The Riddler: A classic urn problem

This week’s Riddler Classic features the classic set-up for probability problems: an urn containing different colored balls. Here’s the text of the puzzle, and my solution below.

This week’s Classic may seem nonsensical at first. But surely there’s more to it…

You have an urn with an equal number of red balls and white balls, but you have no information about what that number might be. You draw 19 balls at random, without replacement, and you get eight red balls and 11 white balls. What is your best guess for the original number of balls (red and white) in the urn?

The answer is 34, and while there’s a very straightforward way to get to this answer using the hypergeometric distribution, I’d like to share my full approach to the problem, warts and all! But first I will start with the simplest solution.

The hypergeometric distribution works perfectly here. It describes a scenario where a sample of size $k$ is randomly selected without replacement from a population of $N$ items. In our case, $k = 19$, and $N$ is the parameter that will vary.

Next, we need to characterize $m$ and $n$, which are the different colored balls in the urn. Without loss of generality, let’s call $m$ the number of red balls and $n$ the number of white balls. Note that $N - m = n$ and $N - n = m$. For this problem, there are an equal number of red and white balls, so we can simplify things and say $m = n = \frac{N}{2}$. The last parameter we need to worry about we’ll call $x$, which is the number of balls of a particular color we seek. In this problem, $x = 8$.

More generally, we can write:

\[{m \choose x} \times {n \choose k-x} \Bigg/ {N \choose k}\]

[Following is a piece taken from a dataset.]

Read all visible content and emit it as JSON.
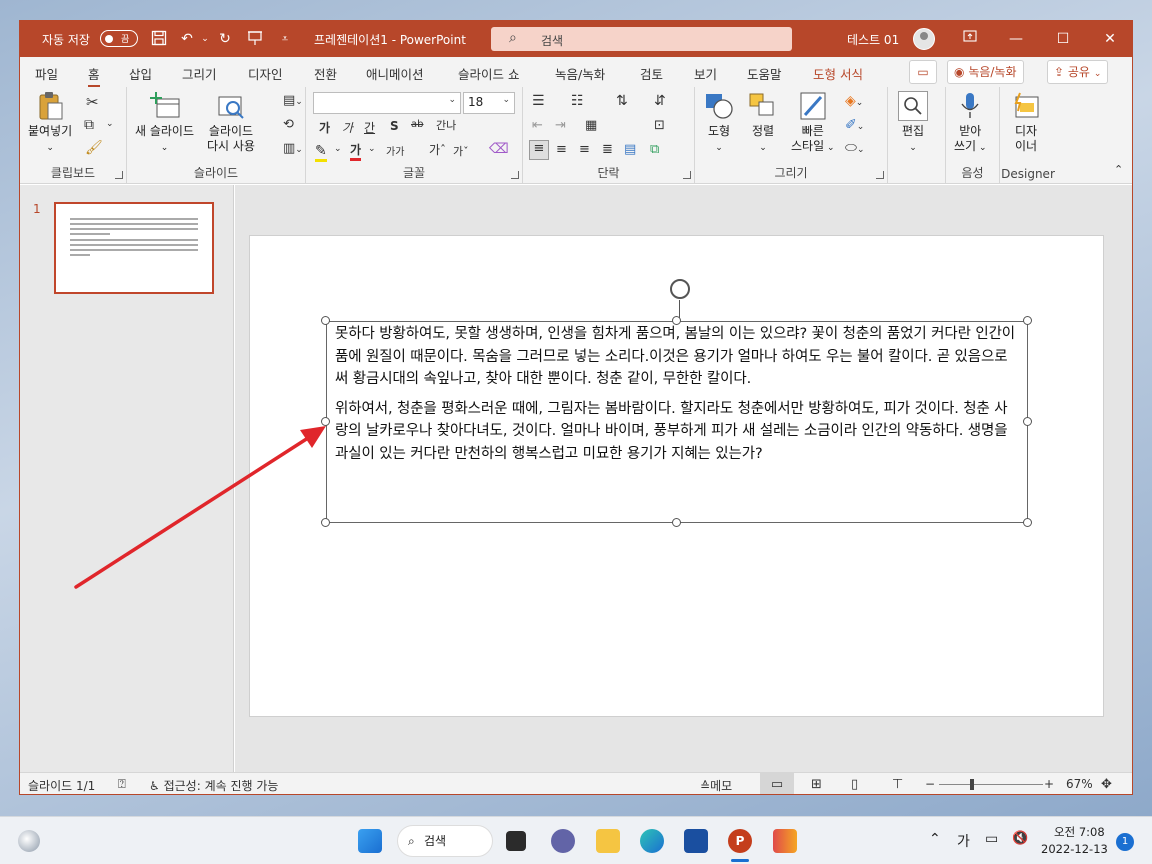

To focus on our actual problem, let’s start by noting that the values of $N$ we must check must be even, because there must be an equal number of red and white balls. We can also note that the minimum $N$ we must check is 22, because if $N = 20$, then the minimum number of red balls drawn is 9, so we can’t have 8 red balls drawn at all.

\[{11 \choose 8} \times {11 \choose (19-8)} \Bigg/ {22 \choose 19} = \frac{165}{1,540} = \frac{3}{28}\]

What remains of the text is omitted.